Previously, Hicks had been living in a cell with access to sunlight and open air. It had a table, a chair and a clock, items obtained after lobbying by Australian consular officials.
"Nothing has changed to justify going back to this inhumane living condition," Major Mori said. He was allowed only two hours' recreation a day, he said, in a six metre by six metre steel cage.

Many Australian members do not feel that John Howard has even done the minimum that Tony Blair's done (regarding getting their own citizens released from the never ending prison that is Guantanamo). On Iraq, Lloyd notes Matthew Rothschild's "Putting a Smiley Face on Disaster" (This Just In, The Progressive):

"All indications now are that the acts of violence--ethnosectarian violence is decreasing," said Major General Rick Lynch from Baghdad on Thursday, according to the New York Times.
I'm not sure what all those indications are that Major General Lynch was referring to.
I doubt he was referring to the fact that on that very day, the sister of Iraq's vice president was gunned down in a drive-by killing.
Or the fact that in the previous 10 weeks, casualties have gone up 90 percent.
Or the fact that over the past 12 months, more than 8,100 Iraqis have been killed, according to the AP, and "there are increasing cases of civilians being kidnapped, killed, and dumped in public places."
Or the fact that in March alone, more than 1,000 Iraqis were killed.
Or the fact that the insurgency shows no sign of abating.

I doubt any community member will disagree with Rothschild. Others outside the community should applaud him as well.
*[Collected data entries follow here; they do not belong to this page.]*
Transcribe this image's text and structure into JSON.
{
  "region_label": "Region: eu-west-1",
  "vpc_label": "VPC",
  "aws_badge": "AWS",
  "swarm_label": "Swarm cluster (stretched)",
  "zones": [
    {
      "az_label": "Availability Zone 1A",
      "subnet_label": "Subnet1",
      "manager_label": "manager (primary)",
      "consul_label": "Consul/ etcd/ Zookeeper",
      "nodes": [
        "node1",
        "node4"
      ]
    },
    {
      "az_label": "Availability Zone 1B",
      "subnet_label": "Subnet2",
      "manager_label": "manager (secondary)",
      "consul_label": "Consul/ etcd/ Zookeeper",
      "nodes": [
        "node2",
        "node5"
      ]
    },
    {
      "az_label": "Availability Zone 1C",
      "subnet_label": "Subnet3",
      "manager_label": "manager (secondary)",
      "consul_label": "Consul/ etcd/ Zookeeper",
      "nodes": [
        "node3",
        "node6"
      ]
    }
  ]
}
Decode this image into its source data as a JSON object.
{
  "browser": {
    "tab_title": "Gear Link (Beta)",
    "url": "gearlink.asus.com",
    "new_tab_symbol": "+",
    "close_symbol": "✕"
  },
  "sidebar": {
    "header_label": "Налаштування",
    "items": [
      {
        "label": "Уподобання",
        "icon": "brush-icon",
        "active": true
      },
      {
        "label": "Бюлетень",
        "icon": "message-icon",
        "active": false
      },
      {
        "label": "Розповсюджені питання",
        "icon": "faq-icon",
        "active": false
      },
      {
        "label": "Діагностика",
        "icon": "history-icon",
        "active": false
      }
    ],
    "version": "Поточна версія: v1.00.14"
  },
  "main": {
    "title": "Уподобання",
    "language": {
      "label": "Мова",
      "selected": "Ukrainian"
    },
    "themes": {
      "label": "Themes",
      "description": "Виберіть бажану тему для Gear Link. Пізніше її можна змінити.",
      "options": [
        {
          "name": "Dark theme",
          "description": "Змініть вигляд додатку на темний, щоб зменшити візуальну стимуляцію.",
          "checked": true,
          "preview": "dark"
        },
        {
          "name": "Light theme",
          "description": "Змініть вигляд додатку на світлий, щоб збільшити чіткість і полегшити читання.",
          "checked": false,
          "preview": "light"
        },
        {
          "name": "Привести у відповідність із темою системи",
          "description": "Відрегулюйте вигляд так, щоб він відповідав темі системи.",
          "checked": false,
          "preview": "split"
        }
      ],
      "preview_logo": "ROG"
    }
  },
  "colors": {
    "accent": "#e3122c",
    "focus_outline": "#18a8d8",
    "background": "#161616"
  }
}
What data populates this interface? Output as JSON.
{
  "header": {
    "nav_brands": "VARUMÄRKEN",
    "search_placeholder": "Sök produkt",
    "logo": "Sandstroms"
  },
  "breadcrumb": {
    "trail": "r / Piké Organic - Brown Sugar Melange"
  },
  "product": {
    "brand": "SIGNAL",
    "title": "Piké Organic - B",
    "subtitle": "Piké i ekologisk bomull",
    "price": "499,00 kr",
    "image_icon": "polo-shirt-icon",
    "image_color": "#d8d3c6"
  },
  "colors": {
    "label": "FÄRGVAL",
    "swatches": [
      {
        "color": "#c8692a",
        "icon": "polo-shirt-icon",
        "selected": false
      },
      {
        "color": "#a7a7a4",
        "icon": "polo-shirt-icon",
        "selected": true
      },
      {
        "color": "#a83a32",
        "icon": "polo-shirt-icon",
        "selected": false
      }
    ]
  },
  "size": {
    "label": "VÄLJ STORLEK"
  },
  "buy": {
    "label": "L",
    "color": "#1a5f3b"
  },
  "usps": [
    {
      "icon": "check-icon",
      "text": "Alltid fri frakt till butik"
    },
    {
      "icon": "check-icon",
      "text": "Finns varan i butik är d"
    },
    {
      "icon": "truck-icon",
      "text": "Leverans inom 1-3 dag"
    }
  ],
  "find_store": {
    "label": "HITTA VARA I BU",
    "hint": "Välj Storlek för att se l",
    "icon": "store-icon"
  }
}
On the subject of the media's need to do its job, DK notes Astrid Zweynert's "Oscar-winner Dreyfuss campaigns against 'shaped news'" ( The Scotsman):

Richard Dreyfuss has challenged the establishment for decades and now the maverick actor and activist is taking on the mainstream media.
The Oscar-winning star says an obsession with delivering instantaneous news and images provides too little context for audiences to reflect and understand what is happening in the world.
"There is no room to pause, no room to think," Dreyfuss, who starred in films ranging from "Jaws" to "Mr Holland's Opus" told Reuters in a recent telephone interview.
"We don't build into our system of thoughts the need to explain, the media doesn't build that into its transmission of knowledge and information."
That creates what Dreyfuss calls "shaped news" -- a version of events according to how the mainstream media want audiences to see what happened, and a violation of journalism's core value of objectivity.

Jess noted Rebecca's "stephen colbert spits on women (past and present) and the web and e&p don't see the problem" this morning (he did a note added to one of the entries) and please be sure to read that. Rebecca phoned to say that those looking for a report on Bakersfield (where the police attempted to stop the protests -- and did in the morning) should check out last night's KPFA's Flashpoints, "Dennis Bernstein has a woman on at the end who sums up the police actions and everything perfectly."